Unlike the seemingly endless crop of darkwavers with weird keyboard characters for names, Silvia Konstance Costan and her partner in Dame Area, the Catalan underground veteran Victor Hurtado, stab at something less generic, delve deeper into the digitaris, to terpsichore something fresh from the industrialised skeleton.
Title track “Centro Di Gravitá” strikes the first blow with a hard-machined tribal to a reverbed Silvia, a rhythmically routed roast, ritually fed in elasticated envelopes. Orang-outangs of beat wrap those acrobatting abstracts of her voice, those funnel-webs of chorus anchoring some anti-political stance. The whippy plate steel of “Sfingi” is undercut in murmuring synths as Silvia’s spell-like hypnotics are deflected on a satisfying hard-edged paramilitary double cut and sequenced interference.

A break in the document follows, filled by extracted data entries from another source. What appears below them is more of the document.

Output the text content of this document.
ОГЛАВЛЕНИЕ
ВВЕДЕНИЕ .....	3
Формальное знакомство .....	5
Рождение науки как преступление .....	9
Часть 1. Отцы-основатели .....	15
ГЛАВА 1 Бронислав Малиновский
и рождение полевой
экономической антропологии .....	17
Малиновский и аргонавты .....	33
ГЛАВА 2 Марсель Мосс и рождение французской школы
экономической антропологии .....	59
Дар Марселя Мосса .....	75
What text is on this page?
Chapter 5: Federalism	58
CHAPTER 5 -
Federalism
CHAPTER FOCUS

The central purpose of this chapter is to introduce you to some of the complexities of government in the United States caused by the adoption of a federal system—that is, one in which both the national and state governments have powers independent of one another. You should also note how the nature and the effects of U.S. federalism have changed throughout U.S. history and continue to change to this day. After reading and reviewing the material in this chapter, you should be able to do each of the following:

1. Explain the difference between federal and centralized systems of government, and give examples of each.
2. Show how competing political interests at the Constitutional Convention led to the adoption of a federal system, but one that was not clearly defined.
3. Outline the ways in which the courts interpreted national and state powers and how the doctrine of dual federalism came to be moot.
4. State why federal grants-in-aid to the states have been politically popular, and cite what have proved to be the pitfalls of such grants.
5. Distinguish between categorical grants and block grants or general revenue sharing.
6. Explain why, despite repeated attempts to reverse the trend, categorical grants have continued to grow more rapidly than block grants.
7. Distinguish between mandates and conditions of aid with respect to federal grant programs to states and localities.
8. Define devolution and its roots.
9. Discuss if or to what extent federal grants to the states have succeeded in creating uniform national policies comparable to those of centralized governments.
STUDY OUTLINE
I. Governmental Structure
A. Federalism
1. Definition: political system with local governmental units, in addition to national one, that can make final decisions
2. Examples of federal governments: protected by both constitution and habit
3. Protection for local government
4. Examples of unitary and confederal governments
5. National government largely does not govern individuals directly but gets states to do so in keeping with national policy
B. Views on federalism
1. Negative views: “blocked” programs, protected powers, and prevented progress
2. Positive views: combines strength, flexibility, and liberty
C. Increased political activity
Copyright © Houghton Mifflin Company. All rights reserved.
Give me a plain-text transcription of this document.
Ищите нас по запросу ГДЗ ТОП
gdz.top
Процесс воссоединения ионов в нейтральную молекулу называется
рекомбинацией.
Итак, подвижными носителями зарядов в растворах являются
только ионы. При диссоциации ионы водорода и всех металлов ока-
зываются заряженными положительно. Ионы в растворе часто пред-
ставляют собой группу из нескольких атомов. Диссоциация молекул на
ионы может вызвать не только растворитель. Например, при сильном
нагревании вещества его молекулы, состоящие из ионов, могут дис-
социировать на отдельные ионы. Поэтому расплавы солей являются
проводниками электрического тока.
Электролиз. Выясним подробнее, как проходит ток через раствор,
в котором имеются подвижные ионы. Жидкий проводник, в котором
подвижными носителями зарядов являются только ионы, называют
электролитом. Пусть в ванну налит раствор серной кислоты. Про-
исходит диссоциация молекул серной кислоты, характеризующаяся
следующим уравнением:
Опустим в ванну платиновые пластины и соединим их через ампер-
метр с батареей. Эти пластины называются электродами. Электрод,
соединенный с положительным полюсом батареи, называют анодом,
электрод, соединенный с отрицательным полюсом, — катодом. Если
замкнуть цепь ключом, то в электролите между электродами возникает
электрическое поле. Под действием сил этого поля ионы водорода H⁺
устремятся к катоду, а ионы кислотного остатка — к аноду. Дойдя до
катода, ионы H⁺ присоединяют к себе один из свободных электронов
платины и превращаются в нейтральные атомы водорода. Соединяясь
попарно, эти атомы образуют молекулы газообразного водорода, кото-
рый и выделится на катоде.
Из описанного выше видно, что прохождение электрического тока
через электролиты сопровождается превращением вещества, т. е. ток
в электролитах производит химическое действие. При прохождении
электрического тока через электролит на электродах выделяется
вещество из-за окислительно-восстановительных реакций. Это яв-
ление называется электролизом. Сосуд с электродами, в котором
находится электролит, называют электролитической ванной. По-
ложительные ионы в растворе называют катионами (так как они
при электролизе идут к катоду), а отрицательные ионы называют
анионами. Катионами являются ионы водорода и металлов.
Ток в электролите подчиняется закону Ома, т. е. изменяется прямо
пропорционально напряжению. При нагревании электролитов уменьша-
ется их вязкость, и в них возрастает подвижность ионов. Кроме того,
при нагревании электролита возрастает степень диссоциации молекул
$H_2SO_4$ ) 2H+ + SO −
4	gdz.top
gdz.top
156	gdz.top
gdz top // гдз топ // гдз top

It’s hard to escape your heroes and “Ciclo Ritorna” throws a tasty homage in the direction of Throbbing Gristle. A post-industrialised insemination of wavey synth grouting the betweens, those ghostly modulators and carpet-bombed reverbs adding tasty trauma to the slinky sensuals.
The weird panthering of the last two tracks pay a nod to Franco Battiato‘s Sulle Corde di Aries LP. The sultry “Pluma Blanca” ends things on a struck-can sparsness and false keylines as Silvia’s melancholic intones slowly slide off the album’s diminishing groove.